Her smile was so faint I barely saw it in the dim light. A ghost of an expression.
“That goes both ways, Lotte,” she whispered.
Then, half-asleep, she murmured something else. Something that burned itself into my soul.
“I don’t know what I’d be if you weren’t by my side. I don’t want to know.”
I didn’t reply. I couldn’t. Emotion sealed my throat. I just watched her. Watched her eyelids close completely. The rhythm of her breathing grow deep and steady. Her body sink into the mattress, surrendering to sleep.
In silence, I rose. Crossed the room in a few steps. Reached a hand toward the floating lamp. Touched it with my fingertips. Felt the smooth, warm glass under my skin. With a simple thought, I extinguished it.

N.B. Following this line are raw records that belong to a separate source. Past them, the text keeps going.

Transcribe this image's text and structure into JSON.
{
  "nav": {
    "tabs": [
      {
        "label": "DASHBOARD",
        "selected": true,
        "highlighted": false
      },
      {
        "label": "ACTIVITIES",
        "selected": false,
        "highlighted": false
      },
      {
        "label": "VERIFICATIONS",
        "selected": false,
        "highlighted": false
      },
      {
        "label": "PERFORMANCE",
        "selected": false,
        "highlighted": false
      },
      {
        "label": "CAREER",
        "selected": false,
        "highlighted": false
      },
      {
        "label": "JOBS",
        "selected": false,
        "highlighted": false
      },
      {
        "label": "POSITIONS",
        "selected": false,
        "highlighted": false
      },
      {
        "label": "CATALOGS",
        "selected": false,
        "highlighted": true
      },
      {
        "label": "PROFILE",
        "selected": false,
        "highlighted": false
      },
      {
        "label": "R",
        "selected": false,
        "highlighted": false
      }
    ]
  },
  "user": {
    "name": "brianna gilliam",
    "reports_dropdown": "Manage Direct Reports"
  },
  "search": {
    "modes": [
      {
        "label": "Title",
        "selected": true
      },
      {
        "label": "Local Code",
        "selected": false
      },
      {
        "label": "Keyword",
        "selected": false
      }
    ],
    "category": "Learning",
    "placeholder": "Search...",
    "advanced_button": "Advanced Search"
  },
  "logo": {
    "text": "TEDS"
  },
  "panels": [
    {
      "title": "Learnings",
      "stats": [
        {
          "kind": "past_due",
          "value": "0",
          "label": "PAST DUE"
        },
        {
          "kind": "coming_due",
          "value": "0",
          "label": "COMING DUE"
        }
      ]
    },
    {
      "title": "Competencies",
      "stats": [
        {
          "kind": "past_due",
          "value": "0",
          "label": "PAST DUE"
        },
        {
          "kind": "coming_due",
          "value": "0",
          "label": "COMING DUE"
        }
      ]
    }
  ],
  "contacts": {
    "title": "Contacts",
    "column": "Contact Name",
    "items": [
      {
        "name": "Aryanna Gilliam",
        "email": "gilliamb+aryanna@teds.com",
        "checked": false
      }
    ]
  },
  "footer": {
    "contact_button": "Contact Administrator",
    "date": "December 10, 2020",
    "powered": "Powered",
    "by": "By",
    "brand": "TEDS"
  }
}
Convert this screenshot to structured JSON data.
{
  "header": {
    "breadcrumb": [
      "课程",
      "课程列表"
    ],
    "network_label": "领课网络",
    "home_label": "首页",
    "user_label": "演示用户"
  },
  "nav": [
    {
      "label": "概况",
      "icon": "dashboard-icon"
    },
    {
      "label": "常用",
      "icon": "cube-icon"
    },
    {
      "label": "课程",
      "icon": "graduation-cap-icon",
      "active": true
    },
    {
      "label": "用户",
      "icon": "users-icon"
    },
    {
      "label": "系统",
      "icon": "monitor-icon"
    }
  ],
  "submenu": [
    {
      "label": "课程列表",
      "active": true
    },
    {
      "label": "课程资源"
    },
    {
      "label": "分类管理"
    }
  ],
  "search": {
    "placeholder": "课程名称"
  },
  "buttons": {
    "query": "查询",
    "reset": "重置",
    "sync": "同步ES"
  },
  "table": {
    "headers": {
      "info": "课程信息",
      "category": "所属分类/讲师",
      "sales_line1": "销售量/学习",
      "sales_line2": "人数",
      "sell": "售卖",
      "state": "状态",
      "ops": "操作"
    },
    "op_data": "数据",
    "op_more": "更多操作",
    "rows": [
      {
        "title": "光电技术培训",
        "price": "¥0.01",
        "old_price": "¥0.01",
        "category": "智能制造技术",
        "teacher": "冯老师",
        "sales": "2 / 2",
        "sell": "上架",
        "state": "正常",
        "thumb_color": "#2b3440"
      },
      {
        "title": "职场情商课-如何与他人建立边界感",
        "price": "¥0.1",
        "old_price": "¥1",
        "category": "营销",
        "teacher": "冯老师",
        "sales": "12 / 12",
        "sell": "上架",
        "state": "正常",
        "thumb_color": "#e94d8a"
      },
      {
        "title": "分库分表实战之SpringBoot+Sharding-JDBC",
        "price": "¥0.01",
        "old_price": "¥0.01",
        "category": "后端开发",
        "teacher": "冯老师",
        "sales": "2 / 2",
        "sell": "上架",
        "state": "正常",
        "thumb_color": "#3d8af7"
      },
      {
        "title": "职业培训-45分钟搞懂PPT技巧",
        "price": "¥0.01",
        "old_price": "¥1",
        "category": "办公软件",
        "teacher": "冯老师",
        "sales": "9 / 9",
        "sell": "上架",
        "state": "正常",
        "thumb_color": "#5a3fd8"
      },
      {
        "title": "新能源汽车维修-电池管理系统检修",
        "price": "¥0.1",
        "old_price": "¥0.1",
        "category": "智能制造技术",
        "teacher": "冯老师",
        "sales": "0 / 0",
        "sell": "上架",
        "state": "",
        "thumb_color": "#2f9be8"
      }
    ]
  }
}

Darkness filled the room at once. A soft darkness, cushioned by the faint moonlight filtering through the window.
Outside, Kreston’s murmur remained alive. The city never fully slept. But inside this small, simple room, everything was still. There were synchronized breaths. Two souls finding a moment of peace amid the storm.
And for the first time since the tournament had begun—since the white masks had appeared in our lives—I allowed myself to close my eyes, knowing that despite all the danger, despite the uncertainty of tomorrow... I wasn’t alone in the dark.